Many methods have been developed for machinery fault diagnosis addressing only Gaussian noise reduction, the major weaknesses of these methods are their performance for non-Gaussian noise suppression. Modulation signal bispectrum (MSB) is a useful signal processing method with significant advantages over traditional spectral analysis as it has the unique properties of Gaussian noise elimination and demodulation. However, it is susceptible to non-Gaussian noise that normally occurs in the practical applications. In view of the deficiency of MSB, in this paper, an autoregressive (AR) modeling filter was developed based on non-Gaussian noise suppression to improve the performance of MSB for machinery fault detection.
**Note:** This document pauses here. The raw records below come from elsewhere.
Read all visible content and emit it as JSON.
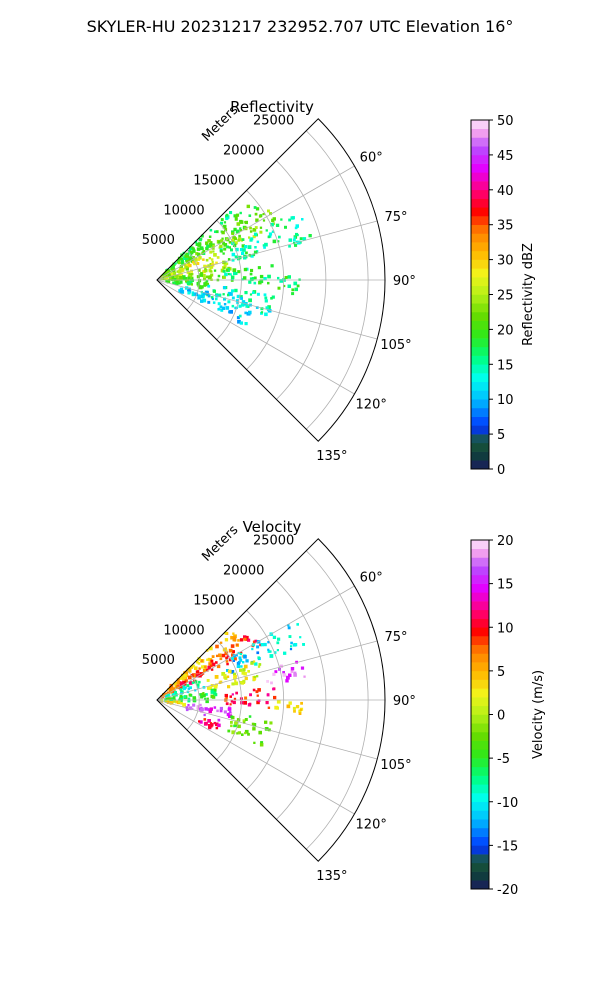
{
  "suptitle": "SKYLER-HU  20231217  232952.707 UTC Elevation 16°",
  "chart_data": [
    {
      "type": "heatmap",
      "subtype": "polar-sector",
      "title": "Reflectivity",
      "radial_label": "Meters",
      "radial_ticks": [
        "5000",
        "10000",
        "15000",
        "20000",
        "25000"
      ],
      "radial_values": [
        5000,
        10000,
        15000,
        20000,
        25000
      ],
      "r_max": 27000,
      "theta_range_deg": [
        45,
        135
      ],
      "angle_values": [
        60,
        75,
        90,
        105,
        120,
        135
      ],
      "angle_ticks": [
        "60°",
        "75°",
        "90°",
        "105°",
        "120°",
        "135°"
      ],
      "grid": true,
      "colorbar": {
        "label": "Reflectivity dBZ",
        "min": 0,
        "max": 50,
        "ticks": [
          "0",
          "5",
          "10",
          "15",
          "20",
          "25",
          "30",
          "35",
          "40",
          "45",
          "50"
        ],
        "tick_values": [
          0,
          5,
          10,
          15,
          20,
          25,
          30,
          35,
          40,
          45,
          50
        ],
        "colormap": "HomeyerRainbow"
      },
      "regions": [
        {
          "az": [
            45,
            52
          ],
          "r": [
            1500,
            12000
          ],
          "value": 17
        },
        {
          "az": [
            50,
            60
          ],
          "r": [
            500,
            15000
          ],
          "value": 20
        },
        {
          "az": [
            58,
            66
          ],
          "r": [
            500,
            16000
          ],
          "value": 23
        },
        {
          "az": [
            62,
            70
          ],
          "r": [
            3000,
            8000
          ],
          "value": 27
        },
        {
          "az": [
            64,
            76
          ],
          "r": [
            8000,
            19000
          ],
          "value": 16
        },
        {
          "az": [
            66,
            80
          ],
          "r": [
            500,
            4000
          ],
          "value": 25
        },
        {
          "az": [
            72,
            82
          ],
          "r": [
            4000,
            9000
          ],
          "value": 26
        },
        {
          "az": [
            80,
            90
          ],
          "r": [
            1000,
            8000
          ],
          "value": 22
        },
        {
          "az": [
            82,
            92
          ],
          "r": [
            8000,
            14000
          ],
          "value": 17
        },
        {
          "az": [
            88,
            96
          ],
          "r": [
            14000,
            17000
          ],
          "value": 18
        },
        {
          "az": [
            90,
            100
          ],
          "r": [
            1000,
            6000
          ],
          "value": 19
        },
        {
          "az": [
            96,
            108
          ],
          "r": [
            6000,
            14000
          ],
          "value": 14
        },
        {
          "az": [
            104,
            116
          ],
          "r": [
            3000,
            9000
          ],
          "value": 12
        },
        {
          "az": [
            108,
            118
          ],
          "r": [
            9000,
            12000
          ],
          "value": 11
        }
      ]
    },
    {
      "type": "heatmap",
      "subtype": "polar-sector",
      "title": "Velocity",
      "radial_label": "Meters",
      "radial_ticks": [
        "5000",
        "10000",
        "15000",
        "20000",
        "25000"
      ],
      "radial_values": [
        5000,
        10000,
        15000,
        20000,
        25000
      ],
      "r_max": 27000,
      "theta_range_deg": [
        45,
        135
      ],
      "angle_values": [
        60,
        75,
        90,
        105,
        120,
        135
      ],
      "angle_ticks": [
        "60°",
        "75°",
        "90°",
        "105°",
        "120°",
        "135°"
      ],
      "grid": true,
      "colorbar": {
        "label": "Velocity (m/s)",
        "min": -20,
        "max": 20,
        "ticks": [
          "-20",
          "-15",
          "-10",
          "-5",
          "0",
          "5",
          "10",
          "15",
          "20"
        ],
        "tick_values": [
          -20,
          -15,
          -10,
          -5,
          0,
          5,
          10,
          15,
          20
        ],
        "colormap": "HomeyerRainbow"
      },
      "regions": [
        {
          "az": [
            45,
            56
          ],
          "r": [
            1500,
            12000
          ],
          "value": 5
        },
        {
          "az": [
            54,
            64
          ],
          "r": [
            500,
            14000
          ],
          "value": 9
        },
        {
          "az": [
            60,
            70
          ],
          "r": [
            9000,
            19000
          ],
          "value": -11
        },
        {
          "az": [
            64,
            76
          ],
          "r": [
            1000,
            6000
          ],
          "value": -9
        },
        {
          "az": [
            68,
            80
          ],
          "r": [
            6000,
            13000
          ],
          "value": 2
        },
        {
          "az": [
            74,
            82
          ],
          "r": [
            13000,
            18000
          ],
          "value": 17
        },
        {
          "az": [
            80,
            92
          ],
          "r": [
            1000,
            7000
          ],
          "value": -5
        },
        {
          "az": [
            84,
            94
          ],
          "r": [
            8000,
            14000
          ],
          "value": 10
        },
        {
          "az": [
            90,
            96
          ],
          "r": [
            14000,
            17500
          ],
          "value": 4
        },
        {
          "az": [
            94,
            104
          ],
          "r": [
            500,
            3500
          ],
          "value": 2
        },
        {
          "az": [
            96,
            108
          ],
          "r": [
            3500,
            9000
          ],
          "value": 16
        },
        {
          "az": [
            100,
            114
          ],
          "r": [
            9000,
            14000
          ],
          "value": -3
        },
        {
          "az": [
            110,
            118
          ],
          "r": [
            5000,
            8000
          ],
          "value": 11
        }
      ]
    }
  ]
}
The AR model was considered as a pre-filter process unit to reduce the non-Gaussian noise. And the order of the AR model, which can affect the performance of the AR filter, was determined adaptively using a kurtosis-based indicator. However, the existing nonlinear modulation components remain in the AR filtered signal. The MSB was then applied to decompose the modulated components and eliminate the Gaussian noise from the filtered signal using AR model for the fault feature extraction accurately. The advantage of the AR model can effectively manage non-Gaussian noise, whereas the MSB can suppress Gaussian noise and is illustrated in the simulation signal. Furthermore, the proposed AR-MSB method was applied to analyze the vibration signals of defective bearings with outer race and inner race faults. By comparison, the proposed approach had a superior performance over conventional MSB and fast kurtogram in extracting fault features and was precise and effective for rolling element bearing fault diagnosis.